Jacque v. Steenberg Homes, Inc
209 Wis.2d 605, 563 N.W.2d 154 (1997)

  • Steenberg sold mobile homes and needed to deliver one to Jacque's neighbor. The quickest route was across Jacque's property. Steenberg repeatedly asked Jacque for permission to cross the property, and even offered to pay, but Jacque refused.
    • Jacque was mad at his neighbors due to a separate issue.
    • It was possible for Steenberg to get around Jacque's property, but it involved a potentially dangerous and expensive route over a mountain.
  • Steenberg moved the house across Jacque's land without his permission. Jacques called the police who issued a $30 citation to Steenberg for trespassing. Jacques sued Steenberg for trespass.
  • The Trial Court found for Jacques. Steenberg appealed.
    • The Trial Court awarded Jacques $1 nominal damages and $100k in punitive damages.
    • Steenberg admitted to intentional trespass, but suggested that there were no compensatory damages, and so it was unfair to award punitive damages.
      • Compensatory damages reimburse the plaintiff for actual loses, but Jacque's property wasn't damaged, so he had no losses.
      • Punitive damages are awarded to deter the defendant from doing it again.
      • Nominal damages are very small damages awarded to show that the loss or harm suffered was technical rather than actual.
    • Steenberg argued that under Wisconsin law, trespassing is a crime, but the maximum fine for trespass is $1k. So how can the Court approve an award that's 100x as much? Especially since there were no actual damages?
  • The Appellate Court set aside the punitive damage award.
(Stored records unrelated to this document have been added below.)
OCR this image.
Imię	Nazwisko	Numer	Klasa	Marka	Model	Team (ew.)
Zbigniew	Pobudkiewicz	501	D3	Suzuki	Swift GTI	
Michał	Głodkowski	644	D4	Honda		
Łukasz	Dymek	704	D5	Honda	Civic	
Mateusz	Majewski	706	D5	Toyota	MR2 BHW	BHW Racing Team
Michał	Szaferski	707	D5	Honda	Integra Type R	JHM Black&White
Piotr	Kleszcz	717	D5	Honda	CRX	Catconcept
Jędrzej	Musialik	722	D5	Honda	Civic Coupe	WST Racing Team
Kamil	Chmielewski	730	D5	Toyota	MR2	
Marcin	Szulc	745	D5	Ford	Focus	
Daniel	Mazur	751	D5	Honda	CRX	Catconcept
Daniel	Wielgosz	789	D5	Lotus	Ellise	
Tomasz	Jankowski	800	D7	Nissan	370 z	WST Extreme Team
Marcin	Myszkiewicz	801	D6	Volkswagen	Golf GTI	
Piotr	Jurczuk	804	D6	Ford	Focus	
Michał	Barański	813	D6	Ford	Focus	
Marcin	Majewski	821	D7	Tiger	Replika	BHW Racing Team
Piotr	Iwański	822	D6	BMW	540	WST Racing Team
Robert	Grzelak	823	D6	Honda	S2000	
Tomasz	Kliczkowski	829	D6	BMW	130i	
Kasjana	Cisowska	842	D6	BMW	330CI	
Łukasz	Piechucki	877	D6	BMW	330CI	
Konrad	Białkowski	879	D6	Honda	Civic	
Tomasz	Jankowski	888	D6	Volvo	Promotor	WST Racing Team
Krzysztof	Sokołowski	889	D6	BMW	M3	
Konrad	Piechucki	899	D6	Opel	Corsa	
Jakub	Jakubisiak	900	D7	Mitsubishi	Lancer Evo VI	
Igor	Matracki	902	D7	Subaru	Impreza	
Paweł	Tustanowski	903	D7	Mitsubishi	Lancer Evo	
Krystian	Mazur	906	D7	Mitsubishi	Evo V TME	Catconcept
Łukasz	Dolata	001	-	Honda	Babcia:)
Jacque appealed.
    • The Appellate Court found that, under Wisconsin law, no punitive damages can be given unless the jury also awards compensatory damages.
      • Since Jacque had suffered no actual loses, he couldn't get compensatory or punitive damages.
  • The Wisconsin Supreme Court reversed and awarded Jacque the $100k.
    • The Wisconsin Supreme Court found that the compensatory damages requirement is inappropriate when the wrongful act is intentional trespass to land.
      • The actual harm was not the damage to the land, but the loss of the individual's right to exclude others from his property.
      • Since trespassers rarely cause damage when they trespass, unless punitive damages are awarded, what's to stop people from doing it?
  • Considering that Jacque's refusal might have resulted in Steenberg's driver being hurt in an accident, and it would have substantially increased the delivery costs and injured commerce, was it reasonable for Jacque to be so intransigent?
    • If Steenberg had respected Jacque's refusal and used the dangerous road and the truck crashed and people were hurt, would Steenberg have a tort claim against Jacque for being unreasonable?
      • Probably not, but in some cases, maybe.
      • For example, in a storm, you can tie your boat to any nearby dock, and the dock owner cannot legally refuse you.
  • How would this case be different if instead there was a guy walking down the street and just stepped on Jacque's lawn to get around a large puddle?
    • Would it matter that Steenberg was doing it for business and not for dry feet?
    • Does society want Jacque to force people to get their feet wet? Is that a value that society feels needs to be protected?